Avancé de puntillas por el pasillo oscuro. Jack dormía detrás de esa puerta al final. Una luz azulada escapaba del marco vacío de una habitación lateral . Las sábanas revueltas brillaban color zafiro y en el suelo aún sonaban los ecos de unos pasos presurosos. Diana no estaba ahí.

Seguí el rastro de ecos y pasos por el piso de madera y el camino de rocas que llevaba al muelle.
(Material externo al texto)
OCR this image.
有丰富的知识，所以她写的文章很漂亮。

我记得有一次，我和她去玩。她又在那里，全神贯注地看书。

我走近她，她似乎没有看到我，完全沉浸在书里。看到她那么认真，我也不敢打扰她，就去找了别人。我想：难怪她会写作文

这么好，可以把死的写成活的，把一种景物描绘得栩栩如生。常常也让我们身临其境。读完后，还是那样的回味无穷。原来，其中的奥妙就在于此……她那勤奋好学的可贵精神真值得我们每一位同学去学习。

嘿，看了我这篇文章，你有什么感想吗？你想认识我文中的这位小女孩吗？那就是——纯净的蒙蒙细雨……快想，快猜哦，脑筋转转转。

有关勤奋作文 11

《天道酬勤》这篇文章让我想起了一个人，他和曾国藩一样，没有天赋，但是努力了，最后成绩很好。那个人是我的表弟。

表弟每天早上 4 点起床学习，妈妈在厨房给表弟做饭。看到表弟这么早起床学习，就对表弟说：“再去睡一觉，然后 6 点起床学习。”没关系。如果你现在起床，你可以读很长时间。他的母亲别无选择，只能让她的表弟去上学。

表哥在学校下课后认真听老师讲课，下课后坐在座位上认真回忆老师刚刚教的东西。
Llegué al risco y era una noche azul, enorme, como el mar frente a mí y su furia de olas formando cordilleras de agua y valles de espuma.

Su figura brillaba, solitaria y azul sobre las rocas y frente al océano. – Diana- grité – Diana – corrí, pero el agua, la espuma y la sal devoraron mis gritos.

Entonces comenzó a andar y la vi caminar por las dunas de agua salada y grité su nombre hasta que su figura se volvió bruma y el azul de la noche se volvió negro y el mar se convirtió en una planicie oscura espolvoreada de constelaciones de puntos blancos y brillantes.

-Se ha ido – dijo Jack al colocar el plato sobre la mesa.

Una sudoración vidriosa cubria sus ojos.

No hablamos mas. Permanecimos ahí sentados uno frente al otro devorando a cucharadas largas el plato de avena.

-Se ha ido – repetí. Áfuera hacía un dia brillante. Una tormenta de sol se azotaba sobre las ventanas.

Echamos vela y el bote cortaba la piel del mar en dos mientras dejaba una cola de espuma detrás. Jack dejó la red caer al agua. A lo lejos los vi nadar, mano a mano. La pareja de novios pataleaba en dirección a occidente.

– Se han ido – dijo Jack mientras escrutinaba el horizonte con su catalejo.

Cuando la grua elevó las redes y un borbotón de destellos plateados llenó la cubierta del barco, reconocí los cuerpos limosos de Harry y Toby retorciéndose entre branquias abiertas y aletas de colores.

Cuando los arrojamos de vuelta al mar Jack siguió su recorrido con atención. Bajó el catalejo y murmuró.

– Se fueron – Y sus ojos miraron al horizonte, vacios y marinos.